Re: LIL- caused by a DiskOnChip? and other SSD questions.

Darren Senn (sinster@scintilla.darkwater.com)
Sat, 22 Mar 1997 14:37:44 -0800 (PST)


I have a lot of experience with all this embedded systems crap, especially
M-Systems, the AMD single-chip boards, etc.

My recommendation is to boot with the DiskOnChip disabled, and add code to
LILO to support the DOC. THen You also have to add a device driver to
Linux to support the DOC, and you're set.

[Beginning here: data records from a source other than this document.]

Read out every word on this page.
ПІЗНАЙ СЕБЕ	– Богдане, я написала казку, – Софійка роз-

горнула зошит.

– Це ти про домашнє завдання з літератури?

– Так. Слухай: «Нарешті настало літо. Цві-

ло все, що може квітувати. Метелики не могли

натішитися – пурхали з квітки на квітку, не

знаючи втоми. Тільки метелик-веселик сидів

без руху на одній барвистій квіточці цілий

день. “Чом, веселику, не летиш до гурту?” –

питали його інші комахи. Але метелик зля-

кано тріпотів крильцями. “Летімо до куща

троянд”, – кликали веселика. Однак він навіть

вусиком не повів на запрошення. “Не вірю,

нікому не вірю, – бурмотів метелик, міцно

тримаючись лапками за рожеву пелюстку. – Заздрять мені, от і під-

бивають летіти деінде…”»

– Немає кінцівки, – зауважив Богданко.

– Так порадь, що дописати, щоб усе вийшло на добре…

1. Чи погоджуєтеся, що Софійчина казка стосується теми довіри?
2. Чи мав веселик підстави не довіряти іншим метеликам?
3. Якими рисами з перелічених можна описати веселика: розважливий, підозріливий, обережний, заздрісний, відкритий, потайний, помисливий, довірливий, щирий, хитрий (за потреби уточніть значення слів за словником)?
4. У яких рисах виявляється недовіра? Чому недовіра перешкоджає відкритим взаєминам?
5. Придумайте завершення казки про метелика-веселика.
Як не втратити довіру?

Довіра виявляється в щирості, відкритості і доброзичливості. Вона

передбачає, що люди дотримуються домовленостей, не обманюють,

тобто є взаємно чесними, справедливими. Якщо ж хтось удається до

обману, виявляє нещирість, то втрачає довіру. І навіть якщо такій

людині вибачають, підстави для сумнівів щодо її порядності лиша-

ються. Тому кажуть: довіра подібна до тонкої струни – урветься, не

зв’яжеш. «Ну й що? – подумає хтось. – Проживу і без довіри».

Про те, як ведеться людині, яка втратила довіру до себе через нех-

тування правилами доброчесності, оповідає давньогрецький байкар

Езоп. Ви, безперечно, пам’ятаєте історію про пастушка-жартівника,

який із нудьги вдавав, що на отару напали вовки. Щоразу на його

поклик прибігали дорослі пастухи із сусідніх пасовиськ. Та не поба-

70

The reason I say this is that first, the DOC is purely a software phenomenon,
that exists in the BIOS. The EEPROM is just an EEPROM, there is nothing
magical that ties it to the DOC setup. Alos, the M-Systems TFFS is a
load of schlock. I've got the spec somewhere in my files, and it is
hopelessly fragile and wasteful. Don't ever make an embedded system
depend on something fragile.

In order to write the drivers, you'll need to find the I/O level
programming for this. There are likely some special opcodes and/or
I/O ports that you'll have to write to in order to drive the memory
mapping. If I remember correctly, these are special opcodes you'll
have to use. I highly recommend using #define macros.

You'll also have to carefully consider which EEPROM you use and how that
meshes with the filesystem. You won't want to use any Intel-type EEPROM or
Flash chips: they have huge erasable blocks, so you'll be stuck either
making a huge RAM cache or dedicating one (or more) erasable blocks for the
cache. THat's nasty. I'd recommend an Atmel 29C040. it's got a 256 byte
erasable block, and since Linux never writes to a hard disk in less than 512
byte increments, you won't need any caching beyond what Linux already gives
you.

I don't know if you'll have to do special stuff to bar the kernel from
accessing the D00000h range or not. I depends on if you want to be
repeatedly remapping the EEPROM or not. That's up to you.